The Tokyo String Quartet played a kind of “meta-goodbye” concert this Saturday evening at 92Y. The performance, their last at this venue before the quartet is disbanded, featured three great composers’ own farewells, the final works written for string chamber ensembles by Schubert, Haydn, and Bartók. The Tokyo Quartet’s personnel has changed since its inception in 1969 – its current members are violinists Martin Beaver and Kikuei Ikeda, violist Kazuhide Isomura, and cellist Clive Greensmith – and the group has existed in its current form since 2002.
In the fall of 1828, Schubert, by then seriously ill, experienced one final burst of creative activity (he would die in November). That autumn saw the composition of the last three piano sonatas, several great vocal works including “Der Hirt auf dem Felsen” and the song cycle Schwanengesang, and the String Quintet in C major, D.956, the so-called “Cello Quintet”. As in the Piano Quintet (“Trout”), where a double bass replaces the customary second violin, Schubert creates a more bass-heavy ensemble in the Cello Quintet by adding an extra cello to the normal string quartet format, as opposed to the extra viola employed, for instance, in Mozart’s six works for five strings.
This work and Bartók’s String Quartet no. 6, Sz. 114 are what you might expect from a composer’s late work: slow-paced and expansive, with a poignant, searching quality permeating even the most emotionally direct passages. Bartók completed the piece shortly before fleeing Europe at the outbreak of World War II, and it was premièred in New York. (As masterly as this piece is, he apparently did intend to write a seventh quartet, so it would be presumptuous to claim that this was “meant” to be Bartók’s final statement in the genre.)
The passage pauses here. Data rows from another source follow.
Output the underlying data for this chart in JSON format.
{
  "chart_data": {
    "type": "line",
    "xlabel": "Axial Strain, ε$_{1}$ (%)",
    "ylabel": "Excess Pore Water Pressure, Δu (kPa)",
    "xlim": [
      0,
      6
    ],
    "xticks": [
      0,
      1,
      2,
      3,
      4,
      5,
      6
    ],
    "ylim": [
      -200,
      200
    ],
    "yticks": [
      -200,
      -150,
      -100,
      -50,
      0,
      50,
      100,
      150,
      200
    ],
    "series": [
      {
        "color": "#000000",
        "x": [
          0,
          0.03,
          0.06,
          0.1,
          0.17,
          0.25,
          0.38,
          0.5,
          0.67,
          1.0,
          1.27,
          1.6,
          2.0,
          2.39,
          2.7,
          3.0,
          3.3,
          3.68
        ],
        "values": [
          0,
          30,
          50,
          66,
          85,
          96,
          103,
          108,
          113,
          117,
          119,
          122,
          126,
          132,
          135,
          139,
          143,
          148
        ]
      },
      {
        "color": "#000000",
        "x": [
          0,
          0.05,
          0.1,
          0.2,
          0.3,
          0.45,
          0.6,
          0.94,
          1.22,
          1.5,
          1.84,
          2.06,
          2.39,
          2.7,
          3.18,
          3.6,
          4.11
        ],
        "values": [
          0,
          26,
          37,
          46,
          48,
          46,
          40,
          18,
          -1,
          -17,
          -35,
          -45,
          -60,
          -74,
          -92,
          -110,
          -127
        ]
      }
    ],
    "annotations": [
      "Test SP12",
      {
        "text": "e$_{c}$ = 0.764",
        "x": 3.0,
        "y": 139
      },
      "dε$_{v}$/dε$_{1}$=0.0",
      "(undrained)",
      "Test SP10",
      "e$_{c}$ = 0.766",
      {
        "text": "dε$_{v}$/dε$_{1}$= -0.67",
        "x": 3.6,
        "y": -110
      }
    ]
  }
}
The weirdest item on this program was undoubtedly Haydn’s unfinished String Quartet in D minor, Op. 103. After writing 67 other string quartets (not including those which scholarship now attributes to other composers), Haydn fell just short of finishing this one. Interestingly – and, I would guess, nearly unique among works under the label “unfinished” – the two movements Haydn did complete were published during his lifetime. The Andante grazioso and Menuet, which would have been the middle two of the quartet’s four movements, contain some wonderful music, although it was strange to hear them performed as a standalone work.